Ma poi, si chiama Sherlock o William? Non stava capendo. A quel punto fu la volta del fratello maggiore di schiarirsi la voce e parlare.

« Certo che la Scozia si sta veramente rivelando interessante, addirittura trovare simpatico mio fratello. » mormorò infatti. « John, scusami se mi permetto, ma devi annoiarti davvero molto. »

Beh, non che avesse torto, ma quel modo di saccente con cui gli aveva rivolto la parola non gli era andato molto a genio. Ma decise di non rispondere, incrociando così le braccia al petto ed assottigliando lo sguardo blu. In tutto ciò, Sherlock stava tentando di liberarsi dall'abbraccio - che stava durante decisamente troppo - della madre.

« Se posso permettermi. Se vostro figlio si annoia davvero così tanto e con John si trova bene, perchè non lo portate qui dopo pranzo?

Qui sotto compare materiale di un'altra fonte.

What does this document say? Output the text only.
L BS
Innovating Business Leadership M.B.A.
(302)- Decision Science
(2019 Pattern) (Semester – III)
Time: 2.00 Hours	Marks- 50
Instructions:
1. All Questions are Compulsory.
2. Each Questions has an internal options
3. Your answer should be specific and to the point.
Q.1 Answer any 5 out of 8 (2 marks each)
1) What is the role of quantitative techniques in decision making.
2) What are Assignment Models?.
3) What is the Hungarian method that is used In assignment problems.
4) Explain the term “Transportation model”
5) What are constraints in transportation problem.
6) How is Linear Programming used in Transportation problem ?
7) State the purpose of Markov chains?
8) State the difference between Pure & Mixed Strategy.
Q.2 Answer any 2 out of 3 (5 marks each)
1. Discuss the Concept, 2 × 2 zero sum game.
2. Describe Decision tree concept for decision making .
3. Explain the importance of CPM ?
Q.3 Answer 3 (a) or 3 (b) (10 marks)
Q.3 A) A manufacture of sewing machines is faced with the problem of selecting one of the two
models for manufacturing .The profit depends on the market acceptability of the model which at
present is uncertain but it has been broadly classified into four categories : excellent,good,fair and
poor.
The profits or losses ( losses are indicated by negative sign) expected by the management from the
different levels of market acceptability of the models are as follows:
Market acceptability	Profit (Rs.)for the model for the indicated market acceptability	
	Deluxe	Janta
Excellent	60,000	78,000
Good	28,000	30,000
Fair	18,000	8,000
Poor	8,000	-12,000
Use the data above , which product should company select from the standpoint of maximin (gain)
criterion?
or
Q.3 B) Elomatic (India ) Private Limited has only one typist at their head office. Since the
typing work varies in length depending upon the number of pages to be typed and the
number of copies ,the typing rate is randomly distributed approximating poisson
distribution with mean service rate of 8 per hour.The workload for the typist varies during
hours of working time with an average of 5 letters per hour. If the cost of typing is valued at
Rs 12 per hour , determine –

Possono stare insieme, si divertirebbero e si terrebbero impegnati. » 

Sua madre gli fece l'occhiolino da lontano, e John le sorrise ringraziandola con lo sguardo. I genitori, e così il fratello, del più piccolo sembrarono particolarmente d'accordo e soddisfatti con l'idea, si ritirarono per la cena promettendo che il giorno dopo Mycroft - così si chiamava il figlio maggiore - avrebbe accompagnato Sherlock a casa dei Watson per poter stare insieme nel pomeriggio.
Sì, forse quel periodo estivo non sarebbe poi stato così male.